We inserted this observation in the discussion: please see at pages 8-9, lines 336-338: “…Black race has an increased risk of AKI occurrence which seem to be related to direct interaction between genetic as well as clinical and social class factors [58]...”. We will certainly take this factor into account in the post-hoc analysis.

 

  1. Will the authors evaluate or adjust the amount of the iodinate CM?

Thank You for Your observation. We will evaluate for each procedure the total amount of iodinated CM. Please see page 5, lines 245-246: “…For each procedure, the anthropometric and clinical data of each patient will be collected as well as the total volume of iodinated CM used…”

 

  1. In the material and methods, what does the “50 pts” stand for? If it is the number of patients, how did the authors determine this number? Did the authors estimate based on the statistical analysis?

Thank You for this important comment. Based on our previous results [44], considering an estimated incidence of CA-AKI following primary percutaneous coronary intervention of about 20% and predicting that GSH infusion would reduce the incidence of CA-AKI of about 9% of entire population, we assumed that the enrolment of 400 patients would provide adequate power (70%) to rule out a Type I error with an alpha level of 0.05%. We have added a description of the power analysis at page 5, lines 208-212. As a consequence we implemented the number of patients to be enrolled at 400.

 

 

  1. Please make sure that the first time the authors use an abbreviation, it's important to spell out the full term and put the abbreviation in parentheses.

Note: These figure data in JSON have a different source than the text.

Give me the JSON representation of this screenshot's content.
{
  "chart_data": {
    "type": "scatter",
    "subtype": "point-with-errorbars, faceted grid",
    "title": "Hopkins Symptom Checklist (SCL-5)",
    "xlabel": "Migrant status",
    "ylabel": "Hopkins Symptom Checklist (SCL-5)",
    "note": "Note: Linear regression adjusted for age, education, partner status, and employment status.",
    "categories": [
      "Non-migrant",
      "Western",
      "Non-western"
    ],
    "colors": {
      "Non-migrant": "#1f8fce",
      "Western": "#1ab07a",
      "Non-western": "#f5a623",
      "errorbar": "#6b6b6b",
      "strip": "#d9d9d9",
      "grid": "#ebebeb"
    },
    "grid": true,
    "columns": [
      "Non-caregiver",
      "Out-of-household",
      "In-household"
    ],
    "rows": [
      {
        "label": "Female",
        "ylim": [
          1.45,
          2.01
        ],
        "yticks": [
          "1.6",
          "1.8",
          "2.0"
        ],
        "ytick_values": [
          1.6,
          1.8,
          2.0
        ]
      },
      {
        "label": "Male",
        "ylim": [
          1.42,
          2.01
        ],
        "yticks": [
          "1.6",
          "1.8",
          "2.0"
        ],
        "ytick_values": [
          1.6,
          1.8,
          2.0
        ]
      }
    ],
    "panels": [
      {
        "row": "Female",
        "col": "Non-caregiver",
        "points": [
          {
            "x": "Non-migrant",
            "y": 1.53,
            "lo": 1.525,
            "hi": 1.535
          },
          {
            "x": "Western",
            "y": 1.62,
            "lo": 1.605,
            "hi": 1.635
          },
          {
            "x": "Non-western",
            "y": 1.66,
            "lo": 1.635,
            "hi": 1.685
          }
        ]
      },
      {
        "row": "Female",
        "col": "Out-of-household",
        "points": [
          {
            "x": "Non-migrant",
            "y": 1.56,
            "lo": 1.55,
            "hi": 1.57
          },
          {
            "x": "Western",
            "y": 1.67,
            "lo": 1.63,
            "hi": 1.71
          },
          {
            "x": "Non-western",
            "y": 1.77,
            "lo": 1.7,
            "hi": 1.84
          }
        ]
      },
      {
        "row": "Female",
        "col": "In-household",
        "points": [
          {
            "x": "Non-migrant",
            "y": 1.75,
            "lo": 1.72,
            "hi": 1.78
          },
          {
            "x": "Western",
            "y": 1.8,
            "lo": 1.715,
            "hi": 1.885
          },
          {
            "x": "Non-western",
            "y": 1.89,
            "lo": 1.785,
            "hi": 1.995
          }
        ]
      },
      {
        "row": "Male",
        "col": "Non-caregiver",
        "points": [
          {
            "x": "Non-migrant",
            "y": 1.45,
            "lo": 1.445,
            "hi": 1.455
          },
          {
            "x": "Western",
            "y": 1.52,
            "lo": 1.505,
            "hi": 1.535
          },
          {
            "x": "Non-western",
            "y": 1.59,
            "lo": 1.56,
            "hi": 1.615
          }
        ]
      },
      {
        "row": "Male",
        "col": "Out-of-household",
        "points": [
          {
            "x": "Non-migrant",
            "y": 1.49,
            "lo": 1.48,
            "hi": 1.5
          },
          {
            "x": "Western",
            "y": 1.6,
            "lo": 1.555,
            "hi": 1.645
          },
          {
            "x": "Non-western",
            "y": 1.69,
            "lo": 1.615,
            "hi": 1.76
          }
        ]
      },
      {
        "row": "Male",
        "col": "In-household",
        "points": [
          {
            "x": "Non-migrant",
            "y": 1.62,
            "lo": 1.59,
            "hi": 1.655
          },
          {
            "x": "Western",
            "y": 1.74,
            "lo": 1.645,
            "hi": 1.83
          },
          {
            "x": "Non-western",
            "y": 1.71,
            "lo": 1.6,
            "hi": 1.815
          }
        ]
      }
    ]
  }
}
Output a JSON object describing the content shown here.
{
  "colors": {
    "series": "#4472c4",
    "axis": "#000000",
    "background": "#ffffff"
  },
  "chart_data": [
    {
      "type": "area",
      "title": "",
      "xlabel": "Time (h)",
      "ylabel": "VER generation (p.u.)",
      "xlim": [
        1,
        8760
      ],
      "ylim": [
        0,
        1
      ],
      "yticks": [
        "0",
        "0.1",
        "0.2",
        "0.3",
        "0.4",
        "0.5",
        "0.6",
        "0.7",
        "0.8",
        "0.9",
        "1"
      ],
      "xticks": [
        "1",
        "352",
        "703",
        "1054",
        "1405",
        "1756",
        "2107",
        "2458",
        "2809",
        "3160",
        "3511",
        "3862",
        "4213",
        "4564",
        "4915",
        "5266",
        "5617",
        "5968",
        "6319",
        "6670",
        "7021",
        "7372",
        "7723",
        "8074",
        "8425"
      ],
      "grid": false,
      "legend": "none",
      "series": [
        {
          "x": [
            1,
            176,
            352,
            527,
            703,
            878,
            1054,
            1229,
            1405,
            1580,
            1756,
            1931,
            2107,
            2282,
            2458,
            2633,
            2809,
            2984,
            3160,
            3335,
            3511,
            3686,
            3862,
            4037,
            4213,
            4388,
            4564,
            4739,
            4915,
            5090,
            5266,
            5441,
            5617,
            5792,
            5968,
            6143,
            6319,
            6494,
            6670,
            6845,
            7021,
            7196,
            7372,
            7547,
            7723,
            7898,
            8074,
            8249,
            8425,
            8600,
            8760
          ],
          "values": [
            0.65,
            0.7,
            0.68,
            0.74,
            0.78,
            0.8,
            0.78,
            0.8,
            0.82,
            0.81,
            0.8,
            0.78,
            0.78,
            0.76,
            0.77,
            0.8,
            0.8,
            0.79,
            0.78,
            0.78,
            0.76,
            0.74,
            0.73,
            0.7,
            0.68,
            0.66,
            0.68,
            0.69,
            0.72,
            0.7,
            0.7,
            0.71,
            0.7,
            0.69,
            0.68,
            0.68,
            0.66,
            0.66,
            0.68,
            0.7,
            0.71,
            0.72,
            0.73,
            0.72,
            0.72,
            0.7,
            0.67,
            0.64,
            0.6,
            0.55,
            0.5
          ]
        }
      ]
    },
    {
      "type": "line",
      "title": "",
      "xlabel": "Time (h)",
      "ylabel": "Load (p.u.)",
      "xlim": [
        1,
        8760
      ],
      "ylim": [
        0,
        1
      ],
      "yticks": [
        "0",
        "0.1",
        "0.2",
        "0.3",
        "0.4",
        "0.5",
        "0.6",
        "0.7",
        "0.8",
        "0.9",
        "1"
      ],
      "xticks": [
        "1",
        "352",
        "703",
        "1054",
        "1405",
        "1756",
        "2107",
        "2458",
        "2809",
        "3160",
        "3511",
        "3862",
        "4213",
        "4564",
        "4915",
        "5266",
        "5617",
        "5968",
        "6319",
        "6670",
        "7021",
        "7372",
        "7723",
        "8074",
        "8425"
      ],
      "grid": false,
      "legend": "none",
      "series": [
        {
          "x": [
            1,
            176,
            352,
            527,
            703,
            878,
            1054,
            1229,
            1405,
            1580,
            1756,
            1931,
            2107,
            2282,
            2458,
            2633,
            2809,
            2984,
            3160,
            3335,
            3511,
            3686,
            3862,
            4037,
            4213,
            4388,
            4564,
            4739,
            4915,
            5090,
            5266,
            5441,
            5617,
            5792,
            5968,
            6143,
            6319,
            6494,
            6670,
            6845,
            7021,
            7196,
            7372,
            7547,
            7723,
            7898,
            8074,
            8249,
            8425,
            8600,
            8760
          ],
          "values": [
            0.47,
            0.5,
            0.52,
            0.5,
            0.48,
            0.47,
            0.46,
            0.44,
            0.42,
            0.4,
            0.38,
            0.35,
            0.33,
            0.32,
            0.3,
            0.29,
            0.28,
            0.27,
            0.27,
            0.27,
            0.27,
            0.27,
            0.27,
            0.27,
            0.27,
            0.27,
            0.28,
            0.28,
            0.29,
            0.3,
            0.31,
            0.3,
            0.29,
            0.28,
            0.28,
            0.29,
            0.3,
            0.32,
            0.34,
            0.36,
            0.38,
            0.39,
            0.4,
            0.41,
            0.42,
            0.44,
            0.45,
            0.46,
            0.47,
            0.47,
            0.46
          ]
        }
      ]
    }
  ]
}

Thank You. We checked it in the text.

Reviewer 3 Report

The authors plan a double-blinded multicenter clinical trial to prove antioxidants are effective to prevent contrast-induced nephropathy in patients undergo coronary arteriogram due to STEMI.  The protocol is well designed except for the rationale to decide 100 cases to investigate.  The authors must calculate statistical power before set the cohort number.

Author Response

The authors plan a double-blinded multicenter clinical trial to prove antioxidants are effective to prevent contrast-induced nephropathy in patients undergo coronary arteriogram due to STEMI.  The protocol is well designed except for the rationale to decide 100 cases to investigate.  The authors must calculate statistical power before set the cohort number.

Thank You for Your comment. Based on our previous results [44], considering an estimated incidence of CA-AKI following pPCI of about 20% and predicting that GSH infusion would reduce the incidence of CA-AKI of about 9% of entire population, we assumed that the enrolment of 400 patients would provide adequate power (70%) to rule out a Type I error with an alpha level of 0.05%. We have added a description of the power analysis at page 5, lines 208-212. As a consequence we implemented the number of patients to be enrolled at 400.